我们开始筹备婚礼相关的事宜,拍婚纱挑选婚纱,购买床上用品,订酒店和婚礼策划,买了喜糖,糖盒每天下班一个人坐在客厅,从饭后打包到深夜,因为没有谁给我帮忙,我妈说她是个二婚的人,所以我所有的东西她都不可以摸,要不然不吉利,她只是给我钱去让我自己置办嫁妆,喜欢什么就自己拿着钱去买好就可以了,我亲爸说婚礼的那天,他要来参加婚礼,到时候他会喊他的朋友一起参加,我把这个事情告诉我妈,谁知道她板着一张脸说:“如果他去,那么就没有我,有我,他就不可以参加。”她的回答让我犯难了。
“安然,你可要想清楚了,如果他去参加你的婚礼,那你后爸会多尴尬?你把他摆在什么位置?我跟你爸本来就不合,我们十多年都没有再见过面,我是不愿意见到他的,一眼都不可以。”我妈的态度强势而坚决。
“妈,可是他是我的爸爸,如果我不让他参加,别人都会怎么议论我?你就不可以为我着想一下么?更何况你们都不会坐在一起的吖”我劝着我妈,希望她理解。
“那我是告诉你,如果那天他去了,我肯定不会去参加你的婚礼的,你自己决定。”我妈依旧坚决,我没有再劝她,坐在哪里心里觉得特别难受,我不懂为什么他们两个人的恩怨要放在我的身上,哪怕是我结婚,她都不愿意为了我妥协去换一个圆满。
迫于无奈,我打电话把我妈妈的话告诉了我亲爸,他在电话里气得不行,
“爸,对不起,那天可能你真的参加不了,”我小心翼翼的说。
“你让我怎么办?我都请了我所有的朋友去参加你的婚礼,难道我自己亲生女儿的婚礼,我都不可以去参加么?”他哽咽的说。

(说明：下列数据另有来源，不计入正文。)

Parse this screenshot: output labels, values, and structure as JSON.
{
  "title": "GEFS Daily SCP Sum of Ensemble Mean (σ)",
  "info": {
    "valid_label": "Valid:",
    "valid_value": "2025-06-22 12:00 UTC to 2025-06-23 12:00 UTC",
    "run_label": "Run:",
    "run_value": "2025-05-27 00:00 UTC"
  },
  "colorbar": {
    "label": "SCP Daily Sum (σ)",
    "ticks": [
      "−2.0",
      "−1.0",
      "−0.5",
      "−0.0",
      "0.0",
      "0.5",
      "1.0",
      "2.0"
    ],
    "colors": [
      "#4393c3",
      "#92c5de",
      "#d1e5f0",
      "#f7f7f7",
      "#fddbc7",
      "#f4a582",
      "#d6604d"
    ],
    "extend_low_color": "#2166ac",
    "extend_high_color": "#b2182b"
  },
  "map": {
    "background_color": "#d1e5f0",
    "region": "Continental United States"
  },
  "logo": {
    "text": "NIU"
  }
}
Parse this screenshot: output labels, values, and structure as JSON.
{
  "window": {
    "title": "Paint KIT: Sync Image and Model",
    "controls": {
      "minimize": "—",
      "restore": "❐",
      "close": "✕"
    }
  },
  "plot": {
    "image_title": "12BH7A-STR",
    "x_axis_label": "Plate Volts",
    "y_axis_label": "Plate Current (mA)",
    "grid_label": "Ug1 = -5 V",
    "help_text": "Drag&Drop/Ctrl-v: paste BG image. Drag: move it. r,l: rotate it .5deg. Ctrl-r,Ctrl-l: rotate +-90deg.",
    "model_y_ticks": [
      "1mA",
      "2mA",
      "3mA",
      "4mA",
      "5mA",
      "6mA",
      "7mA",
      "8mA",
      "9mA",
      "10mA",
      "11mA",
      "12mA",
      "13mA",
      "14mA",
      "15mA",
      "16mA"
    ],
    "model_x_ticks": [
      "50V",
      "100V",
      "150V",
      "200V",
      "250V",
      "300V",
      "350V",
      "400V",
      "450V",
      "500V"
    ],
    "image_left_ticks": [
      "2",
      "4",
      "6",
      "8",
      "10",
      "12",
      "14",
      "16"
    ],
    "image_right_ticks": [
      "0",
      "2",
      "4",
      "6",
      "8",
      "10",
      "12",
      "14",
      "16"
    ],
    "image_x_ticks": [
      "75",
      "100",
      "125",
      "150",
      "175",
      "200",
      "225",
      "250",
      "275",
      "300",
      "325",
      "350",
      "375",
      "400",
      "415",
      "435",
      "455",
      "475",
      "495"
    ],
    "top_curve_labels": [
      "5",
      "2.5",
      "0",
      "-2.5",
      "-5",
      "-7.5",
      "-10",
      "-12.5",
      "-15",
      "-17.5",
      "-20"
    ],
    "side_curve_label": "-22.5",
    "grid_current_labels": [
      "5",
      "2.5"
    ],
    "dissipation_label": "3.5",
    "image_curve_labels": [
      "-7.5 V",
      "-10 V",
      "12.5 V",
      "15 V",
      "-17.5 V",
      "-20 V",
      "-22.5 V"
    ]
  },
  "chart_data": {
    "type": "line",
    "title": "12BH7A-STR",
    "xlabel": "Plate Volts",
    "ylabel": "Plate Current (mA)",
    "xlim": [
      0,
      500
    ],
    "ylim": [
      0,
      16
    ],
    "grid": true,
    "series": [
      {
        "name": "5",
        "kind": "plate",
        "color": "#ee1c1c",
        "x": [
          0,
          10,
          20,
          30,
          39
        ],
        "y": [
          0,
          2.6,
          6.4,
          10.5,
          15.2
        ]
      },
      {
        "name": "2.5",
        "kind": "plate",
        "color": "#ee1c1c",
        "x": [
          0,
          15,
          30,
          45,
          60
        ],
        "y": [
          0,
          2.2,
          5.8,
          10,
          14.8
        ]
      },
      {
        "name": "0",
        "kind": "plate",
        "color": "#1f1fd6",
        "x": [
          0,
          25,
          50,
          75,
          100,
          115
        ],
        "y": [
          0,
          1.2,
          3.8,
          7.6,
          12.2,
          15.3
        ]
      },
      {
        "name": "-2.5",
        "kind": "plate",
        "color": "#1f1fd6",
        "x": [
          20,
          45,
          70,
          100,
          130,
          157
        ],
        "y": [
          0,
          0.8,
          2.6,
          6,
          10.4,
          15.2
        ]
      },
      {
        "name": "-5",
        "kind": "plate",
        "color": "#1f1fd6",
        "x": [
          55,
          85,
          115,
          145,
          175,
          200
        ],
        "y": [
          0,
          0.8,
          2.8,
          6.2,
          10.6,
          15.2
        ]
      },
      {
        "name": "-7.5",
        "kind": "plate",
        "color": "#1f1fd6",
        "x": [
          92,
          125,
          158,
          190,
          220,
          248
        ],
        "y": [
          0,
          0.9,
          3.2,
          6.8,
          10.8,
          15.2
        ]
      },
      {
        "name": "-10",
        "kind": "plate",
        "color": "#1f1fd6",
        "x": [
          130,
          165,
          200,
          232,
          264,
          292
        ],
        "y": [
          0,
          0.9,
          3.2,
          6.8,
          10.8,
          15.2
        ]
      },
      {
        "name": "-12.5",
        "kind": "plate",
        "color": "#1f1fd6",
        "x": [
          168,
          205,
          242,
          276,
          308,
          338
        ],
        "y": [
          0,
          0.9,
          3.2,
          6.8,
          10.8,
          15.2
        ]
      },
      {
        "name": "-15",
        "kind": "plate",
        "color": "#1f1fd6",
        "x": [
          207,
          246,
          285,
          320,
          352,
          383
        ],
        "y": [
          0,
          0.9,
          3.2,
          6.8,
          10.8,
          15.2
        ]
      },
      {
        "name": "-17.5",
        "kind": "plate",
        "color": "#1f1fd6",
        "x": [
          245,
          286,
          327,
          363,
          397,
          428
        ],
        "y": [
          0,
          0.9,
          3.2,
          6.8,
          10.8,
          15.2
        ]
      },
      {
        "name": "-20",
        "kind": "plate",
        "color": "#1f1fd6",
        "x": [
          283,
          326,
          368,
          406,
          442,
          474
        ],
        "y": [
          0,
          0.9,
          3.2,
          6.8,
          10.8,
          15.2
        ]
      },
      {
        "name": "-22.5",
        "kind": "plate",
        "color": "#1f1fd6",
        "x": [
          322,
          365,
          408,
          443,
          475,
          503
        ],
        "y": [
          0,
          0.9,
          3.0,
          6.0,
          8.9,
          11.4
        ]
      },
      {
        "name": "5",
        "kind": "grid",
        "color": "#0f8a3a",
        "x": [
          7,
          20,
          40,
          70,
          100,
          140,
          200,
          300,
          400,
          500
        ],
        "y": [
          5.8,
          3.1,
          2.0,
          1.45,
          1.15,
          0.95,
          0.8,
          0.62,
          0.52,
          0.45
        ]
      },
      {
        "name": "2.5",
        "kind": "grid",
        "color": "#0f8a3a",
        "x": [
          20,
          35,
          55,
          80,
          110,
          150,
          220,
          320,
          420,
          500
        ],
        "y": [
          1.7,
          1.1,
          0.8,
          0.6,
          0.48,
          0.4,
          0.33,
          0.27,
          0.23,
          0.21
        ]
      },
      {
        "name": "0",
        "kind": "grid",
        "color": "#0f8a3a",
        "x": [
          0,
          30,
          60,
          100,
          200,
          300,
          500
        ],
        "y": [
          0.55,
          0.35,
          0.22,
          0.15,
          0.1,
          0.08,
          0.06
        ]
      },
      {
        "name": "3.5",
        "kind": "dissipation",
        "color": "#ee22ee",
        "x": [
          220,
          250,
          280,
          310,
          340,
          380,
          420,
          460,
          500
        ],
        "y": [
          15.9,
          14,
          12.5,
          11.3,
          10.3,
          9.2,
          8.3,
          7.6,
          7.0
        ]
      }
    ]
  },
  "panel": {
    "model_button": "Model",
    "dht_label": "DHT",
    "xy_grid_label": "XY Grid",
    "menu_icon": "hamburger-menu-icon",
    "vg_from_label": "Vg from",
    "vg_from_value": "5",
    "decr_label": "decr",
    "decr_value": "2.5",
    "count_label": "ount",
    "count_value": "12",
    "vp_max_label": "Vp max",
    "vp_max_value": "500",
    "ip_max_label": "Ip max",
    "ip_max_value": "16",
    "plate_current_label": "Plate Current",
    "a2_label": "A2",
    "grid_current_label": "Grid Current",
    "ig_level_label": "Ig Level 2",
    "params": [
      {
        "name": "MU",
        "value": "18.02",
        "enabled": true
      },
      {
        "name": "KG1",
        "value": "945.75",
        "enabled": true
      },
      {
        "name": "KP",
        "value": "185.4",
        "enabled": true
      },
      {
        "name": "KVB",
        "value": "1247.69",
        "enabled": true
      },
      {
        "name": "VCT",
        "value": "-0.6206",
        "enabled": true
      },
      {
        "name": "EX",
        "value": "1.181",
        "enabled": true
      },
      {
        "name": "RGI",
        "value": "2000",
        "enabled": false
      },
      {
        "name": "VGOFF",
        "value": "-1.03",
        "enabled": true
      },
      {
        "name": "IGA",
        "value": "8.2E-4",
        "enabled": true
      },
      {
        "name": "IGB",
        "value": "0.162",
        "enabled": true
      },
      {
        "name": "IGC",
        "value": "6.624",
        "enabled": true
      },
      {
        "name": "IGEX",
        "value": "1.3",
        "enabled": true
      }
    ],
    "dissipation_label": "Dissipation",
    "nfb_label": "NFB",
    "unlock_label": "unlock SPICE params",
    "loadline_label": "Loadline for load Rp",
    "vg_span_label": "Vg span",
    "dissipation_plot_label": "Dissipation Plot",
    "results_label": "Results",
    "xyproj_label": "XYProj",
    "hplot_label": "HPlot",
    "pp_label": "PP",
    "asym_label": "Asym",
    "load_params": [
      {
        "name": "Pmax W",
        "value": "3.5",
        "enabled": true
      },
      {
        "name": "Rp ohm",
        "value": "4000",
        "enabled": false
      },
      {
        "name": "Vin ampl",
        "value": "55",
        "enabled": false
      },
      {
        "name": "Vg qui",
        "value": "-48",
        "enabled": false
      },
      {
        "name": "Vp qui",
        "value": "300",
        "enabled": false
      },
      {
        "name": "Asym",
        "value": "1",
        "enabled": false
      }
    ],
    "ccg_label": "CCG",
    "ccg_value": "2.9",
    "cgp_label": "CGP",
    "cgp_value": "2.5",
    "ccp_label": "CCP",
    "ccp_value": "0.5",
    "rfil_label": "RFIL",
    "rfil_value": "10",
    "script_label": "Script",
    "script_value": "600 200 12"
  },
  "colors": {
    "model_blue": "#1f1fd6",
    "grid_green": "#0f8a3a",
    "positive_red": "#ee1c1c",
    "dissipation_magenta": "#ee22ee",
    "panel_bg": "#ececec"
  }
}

“爸爸,对不起,可能真的不行,希望你能理解我。”说完我就把电话挂了,也许这样我做确实是错了,但是相比起他之前对我的伤害,这又算得了什么呢?毕竟一个父亲把自己的女儿丢弃了十多年不闻不问,这十多年他就像已经在我心里已经死去了一样,如果我嫁人成为别人家的妻子,又跟他有多大的意义呢?我真的好像并不那么需要他了,他在我心里也不会再像小时候那么重要了,人会变,爱也会随着时间消失殆尽。
半个月之后,我妈给我办了出阁宴,在我家顶楼那个超大的玻璃阳台上摆了几桌饭菜,掌厨是二姨夫和大哥,所有的至亲都过来吃饭了,每个人的脸上都洋溢着笑容,在我的世界里,这是第一次有那么多人因为我的事情而聚在一起,隔天清晨我梳洗打扮好,坐在自己的闺房等着接亲队伍,我的房间里围满了人,大舅妈和二舅妈把他们轰到一边去,贴着我的耳边说:“安然,待会出闺房出门的时候,你一定要哭哈,这是代表女儿对父母的不舍。”我点头回应着,心里却觉得自己没啥好哭的,不舍?我哪里来的不舍?我从小就一直都想要离开,如今却要以这样的形式离开,以后的生活是怎样我也不知道,或许之是从一个火坑跳进另一个火坑的区别吧,所以当接亲的队伍来了,李明西装外套穿的整齐,拿着捧花站在我的面前,旁边的亲朋好友起哄喊他单膝下跪求婚,然而他只是拿着捧花蹲下身子跟我求婚,我看到旁边的亲朋好友的表情有些尴尬和不解,为了化解尴尬,我立马接过捧花,盖上盖头,李明背着我走出房门,我听到二舅妈在我房间里哭得撕心裂肺,然后我听到大舅妈说:“安然,快点哭吖”,我却纹丝不动,大舅妈心一狠直接用手掐我的大腿,我忍着疼一声都没吭……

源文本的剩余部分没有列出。